Андрей Иванов - Исповедь лунатика
– Но даже если кто из этого списка и позвонит, лучше трубку всё равно не бери.
6
Пока выползешь, забудешь, ради чего вставал. Голова – дырявый мешок. Ясно мыслю, пока шагаю. Как только сел, всё забыл. Или всё смешается и не хочется думать. Записывать нет никакого желания. Мне кажется, я уже высказался, мне нечего добавить. Да и оглядываться не хочется. Жить бы одним днем. Плыть по течению, как бревно. К шестидесяти, если доживу, я буду только улыбаться. Мне сейчас нечего сказать людям, а в шестьдесят подавно, я буду блаженно улыбаться и говорить: «Дайте мне спокойно выпустить газы!». И ничего больше. Я так жил в Норвегии. Лежал и улыбался…

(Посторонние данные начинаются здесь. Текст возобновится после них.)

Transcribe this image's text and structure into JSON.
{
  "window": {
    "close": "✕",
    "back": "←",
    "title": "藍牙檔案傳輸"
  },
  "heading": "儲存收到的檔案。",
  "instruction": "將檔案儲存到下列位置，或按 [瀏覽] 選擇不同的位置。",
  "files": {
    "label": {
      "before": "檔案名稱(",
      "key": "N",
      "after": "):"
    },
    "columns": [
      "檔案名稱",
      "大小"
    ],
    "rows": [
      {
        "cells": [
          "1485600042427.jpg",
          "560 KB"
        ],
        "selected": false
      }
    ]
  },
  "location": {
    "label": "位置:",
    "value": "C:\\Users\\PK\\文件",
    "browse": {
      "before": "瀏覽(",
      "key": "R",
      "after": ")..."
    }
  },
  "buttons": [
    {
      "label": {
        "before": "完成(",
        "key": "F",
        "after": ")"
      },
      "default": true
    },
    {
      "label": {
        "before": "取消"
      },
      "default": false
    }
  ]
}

Я ничего не ел, не говорил, лежал и таращился; выпустил под себя всё, что во мне было, и лежал, в потолок пялился. Ничего не хотел, ничего не просил. Никаких нужд. Блаженная улыбка идиота. Полная прострация.
Меня мыли, полоскали, с ложки кормили, капельницу ставили, сквозь безразличные губы заталкивали таблетку, – в этом состоянии я чувствовал себя человеком больше, чем когда бы то ни было.
Врач считал, что я – уникальный случай. Приводил на меня посмотреть интернациональную группу студентов, говорил им по-английски, что это – an exceptionally hard case[60]. Наверное, собирался писать по мне какую-то работу. Часто приходил и говорил с Дангуоле. Наклонялся ко мне и произносил самые различные речи на самых различных языках (включая венгерский – он работал в Венгрии). Засылал ко мне сестер. Они мне читали книги (каждая свою), меняли трусы и капельницы, заталкивали в рот таблетки и кусочки печенья, кормили, как умирающего хомячка. Я забирался под кровать. Пол был теплый. Под койкой было уютно. Как в пещере. По ночам было совсем хорошо. Особенно если меня не удавалось выманить. Я там лежал всю ночь, смотрел в зеркало над рукомойником. В нем отражалось окно. За окном были огни. Это было что-то похожее на огромное здание. Хотя днем, когда я украдкой выглядывал из окна, никакого высокого здания не видел. Но ночью оно приходило, вставало у моего окна и в зеркале отражалось, вернее – огни нескольких последних этажей, они светили с той же печальной безысходностью, с какой светится Большая Медведица в зеркале Малларме[61].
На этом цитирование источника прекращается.